Bedeutung für die Kulturgeschichte
Das Nationale Etruskische Museum ist ein unverzichtbarer Ort für alle, die sich für die antike Geschichte Italiens interessieren. Es zeigt, wie die Etrusker nicht nur eine Brücke zwischen den Kulturen des Mittelmeerraums, sondern auch eine prägende Kraft für die römische Zivilisation waren. Die fortschrittlichen Kunstfertigkeiten, die religiösen Vorstellungen und die gesellschaftlichen Strukturen der Etrusker hatten einen nachhaltigen Einfluss, der bis heute spürbar ist.
Praktische Informationen
- Adresse: Piazza di Villa Giulia, 9, 00196 Rom, Italien
- Öffnungszeiten: In der Regel dienstags bis sonntags, von 9:00 bis 20:00 Uhr (Änderungen möglich).

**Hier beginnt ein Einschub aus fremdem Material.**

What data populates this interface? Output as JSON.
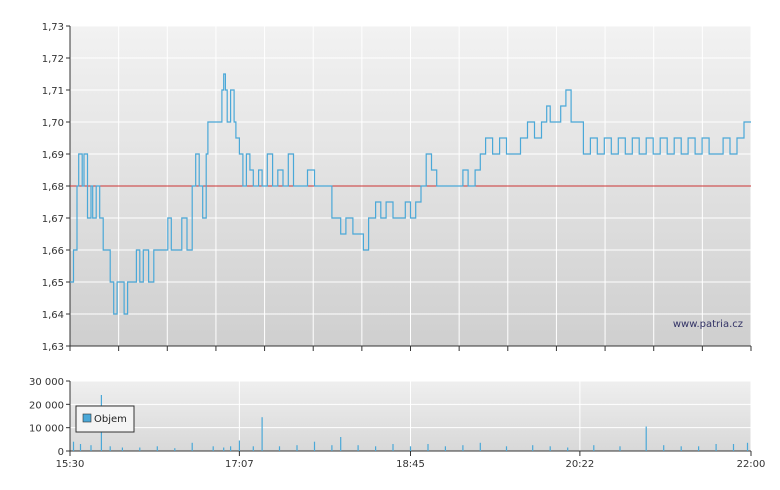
{
  "watermark": "www.patria.cz",
  "colors": {
    "price_line": "#4aa8d8",
    "reference_line": "#cc3333",
    "volume_bar": "#4aa8d8",
    "grid": "#ffffff"
  },
  "chart_data": [
    {
      "type": "line",
      "name": "price",
      "x_unit": "time of day",
      "xlim": [
        "15:30",
        "22:00"
      ],
      "ylim": [
        1.63,
        1.73
      ],
      "y_ticks": [
        "1,63",
        "1,64",
        "1,65",
        "1,66",
        "1,67",
        "1,68",
        "1,69",
        "1,70",
        "1,71",
        "1,72",
        "1,73"
      ],
      "reference_value": 1.68,
      "grid": true,
      "points": [
        [
          "15:30",
          1.65
        ],
        [
          "15:32",
          1.66
        ],
        [
          "15:34",
          1.68
        ],
        [
          "15:35",
          1.69
        ],
        [
          "15:37",
          1.68
        ],
        [
          "15:38",
          1.69
        ],
        [
          "15:40",
          1.67
        ],
        [
          "15:42",
          1.68
        ],
        [
          "15:43",
          1.67
        ],
        [
          "15:45",
          1.68
        ],
        [
          "15:47",
          1.67
        ],
        [
          "15:49",
          1.66
        ],
        [
          "15:51",
          1.66
        ],
        [
          "15:53",
          1.65
        ],
        [
          "15:55",
          1.64
        ],
        [
          "15:57",
          1.65
        ],
        [
          "15:59",
          1.65
        ],
        [
          "16:01",
          1.64
        ],
        [
          "16:03",
          1.65
        ],
        [
          "16:05",
          1.65
        ],
        [
          "16:08",
          1.66
        ],
        [
          "16:10",
          1.65
        ],
        [
          "16:12",
          1.66
        ],
        [
          "16:15",
          1.65
        ],
        [
          "16:18",
          1.66
        ],
        [
          "16:20",
          1.66
        ],
        [
          "16:23",
          1.66
        ],
        [
          "16:26",
          1.67
        ],
        [
          "16:28",
          1.66
        ],
        [
          "16:31",
          1.66
        ],
        [
          "16:34",
          1.67
        ],
        [
          "16:37",
          1.66
        ],
        [
          "16:40",
          1.68
        ],
        [
          "16:42",
          1.69
        ],
        [
          "16:44",
          1.68
        ],
        [
          "16:46",
          1.67
        ],
        [
          "16:48",
          1.69
        ],
        [
          "16:49",
          1.7
        ],
        [
          "16:52",
          1.7
        ],
        [
          "16:55",
          1.7
        ],
        [
          "16:57",
          1.71
        ],
        [
          "16:58",
          1.715
        ],
        [
          "16:59",
          1.71
        ],
        [
          "17:00",
          1.7
        ],
        [
          "17:02",
          1.71
        ],
        [
          "17:04",
          1.7
        ],
        [
          "17:05",
          1.695
        ],
        [
          "17:07",
          1.69
        ],
        [
          "17:09",
          1.68
        ],
        [
          "17:11",
          1.69
        ],
        [
          "17:13",
          1.685
        ],
        [
          "17:15",
          1.68
        ],
        [
          "17:18",
          1.685
        ],
        [
          "17:20",
          1.68
        ],
        [
          "17:23",
          1.69
        ],
        [
          "17:26",
          1.68
        ],
        [
          "17:29",
          1.685
        ],
        [
          "17:32",
          1.68
        ],
        [
          "17:35",
          1.69
        ],
        [
          "17:38",
          1.68
        ],
        [
          "17:42",
          1.68
        ],
        [
          "17:46",
          1.685
        ],
        [
          "17:50",
          1.68
        ],
        [
          "17:54",
          1.68
        ],
        [
          "17:56",
          1.68
        ],
        [
          "17:58",
          1.68
        ],
        [
          "18:00",
          1.67
        ],
        [
          "18:03",
          1.67
        ],
        [
          "18:05",
          1.665
        ],
        [
          "18:08",
          1.67
        ],
        [
          "18:12",
          1.665
        ],
        [
          "18:15",
          1.665
        ],
        [
          "18:18",
          1.66
        ],
        [
          "18:21",
          1.67
        ],
        [
          "18:25",
          1.675
        ],
        [
          "18:28",
          1.67
        ],
        [
          "18:31",
          1.675
        ],
        [
          "18:35",
          1.67
        ],
        [
          "18:38",
          1.67
        ],
        [
          "18:42",
          1.675
        ],
        [
          "18:45",
          1.67
        ],
        [
          "18:48",
          1.675
        ],
        [
          "18:51",
          1.68
        ],
        [
          "18:54",
          1.69
        ],
        [
          "18:57",
          1.685
        ],
        [
          "19:00",
          1.68
        ],
        [
          "19:04",
          1.68
        ],
        [
          "19:07",
          1.68
        ],
        [
          "19:11",
          1.68
        ],
        [
          "19:15",
          1.685
        ],
        [
          "19:18",
          1.68
        ],
        [
          "19:22",
          1.685
        ],
        [
          "19:25",
          1.69
        ],
        [
          "19:28",
          1.695
        ],
        [
          "19:32",
          1.69
        ],
        [
          "19:36",
          1.695
        ],
        [
          "19:40",
          1.69
        ],
        [
          "19:44",
          1.69
        ],
        [
          "19:48",
          1.695
        ],
        [
          "19:52",
          1.7
        ],
        [
          "19:56",
          1.695
        ],
        [
          "20:00",
          1.7
        ],
        [
          "20:03",
          1.705
        ],
        [
          "20:05",
          1.7
        ],
        [
          "20:08",
          1.7
        ],
        [
          "20:11",
          1.705
        ],
        [
          "20:14",
          1.71
        ],
        [
          "20:17",
          1.7
        ],
        [
          "20:20",
          1.7
        ],
        [
          "20:24",
          1.69
        ],
        [
          "20:28",
          1.695
        ],
        [
          "20:32",
          1.69
        ],
        [
          "20:36",
          1.695
        ],
        [
          "20:40",
          1.69
        ],
        [
          "20:44",
          1.695
        ],
        [
          "20:48",
          1.69
        ],
        [
          "20:52",
          1.695
        ],
        [
          "20:56",
          1.69
        ],
        [
          "21:00",
          1.695
        ],
        [
          "21:04",
          1.69
        ],
        [
          "21:08",
          1.695
        ],
        [
          "21:12",
          1.69
        ],
        [
          "21:16",
          1.695
        ],
        [
          "21:20",
          1.69
        ],
        [
          "21:24",
          1.695
        ],
        [
          "21:28",
          1.69
        ],
        [
          "21:32",
          1.695
        ],
        [
          "21:36",
          1.69
        ],
        [
          "21:40",
          1.69
        ],
        [
          "21:44",
          1.695
        ],
        [
          "21:48",
          1.69
        ],
        [
          "21:52",
          1.695
        ],
        [
          "21:56",
          1.7
        ],
        [
          "22:00",
          1.7
        ]
      ]
    },
    {
      "type": "bar",
      "name": "volume",
      "xlim": [
        "15:30",
        "22:00"
      ],
      "ylim": [
        0,
        30000
      ],
      "y_ticks": [
        "0",
        "10 000",
        "20 000",
        "30 000"
      ],
      "x_ticks": [
        "15:30",
        "17:07",
        "18:45",
        "20:22",
        "22:00"
      ],
      "legend": "Objem",
      "legend_position": "left",
      "grid": true,
      "bars": [
        [
          "15:32",
          4000
        ],
        [
          "15:36",
          3000
        ],
        [
          "15:42",
          2500
        ],
        [
          "15:48",
          24000
        ],
        [
          "15:53",
          2000
        ],
        [
          "16:00",
          1500
        ],
        [
          "16:10",
          1500
        ],
        [
          "16:20",
          2000
        ],
        [
          "16:30",
          1200
        ],
        [
          "16:40",
          3500
        ],
        [
          "16:52",
          2000
        ],
        [
          "16:58",
          1500
        ],
        [
          "17:02",
          2000
        ],
        [
          "17:07",
          4500
        ],
        [
          "17:15",
          2000
        ],
        [
          "17:20",
          14500
        ],
        [
          "17:30",
          2000
        ],
        [
          "17:40",
          2500
        ],
        [
          "17:50",
          4000
        ],
        [
          "18:00",
          2500
        ],
        [
          "18:05",
          6000
        ],
        [
          "18:15",
          2500
        ],
        [
          "18:25",
          2000
        ],
        [
          "18:35",
          3000
        ],
        [
          "18:45",
          2000
        ],
        [
          "18:55",
          3000
        ],
        [
          "19:05",
          2000
        ],
        [
          "19:15",
          2500
        ],
        [
          "19:25",
          3500
        ],
        [
          "19:40",
          2000
        ],
        [
          "19:55",
          2500
        ],
        [
          "20:05",
          2000
        ],
        [
          "20:15",
          1500
        ],
        [
          "20:30",
          2500
        ],
        [
          "20:45",
          2000
        ],
        [
          "21:00",
          10500
        ],
        [
          "21:10",
          2500
        ],
        [
          "21:20",
          2000
        ],
        [
          "21:30",
          2000
        ],
        [
          "21:40",
          3000
        ],
        [
          "21:50",
          3000
        ],
        [
          "21:58",
          3500
        ]
      ]
    }
  ]
}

- Eintritt: Tickets sind online und vor Ort erhältlich; ermäßigte Preise für Studenten und Senioren.
Ein Besuch des Nationalen Etruskischen Museums ist eine Reise in die Vergangenheit, die die kulturelle Vielfalt und die faszinierende Geschichte des antiken Italiens lebendig werden lässt.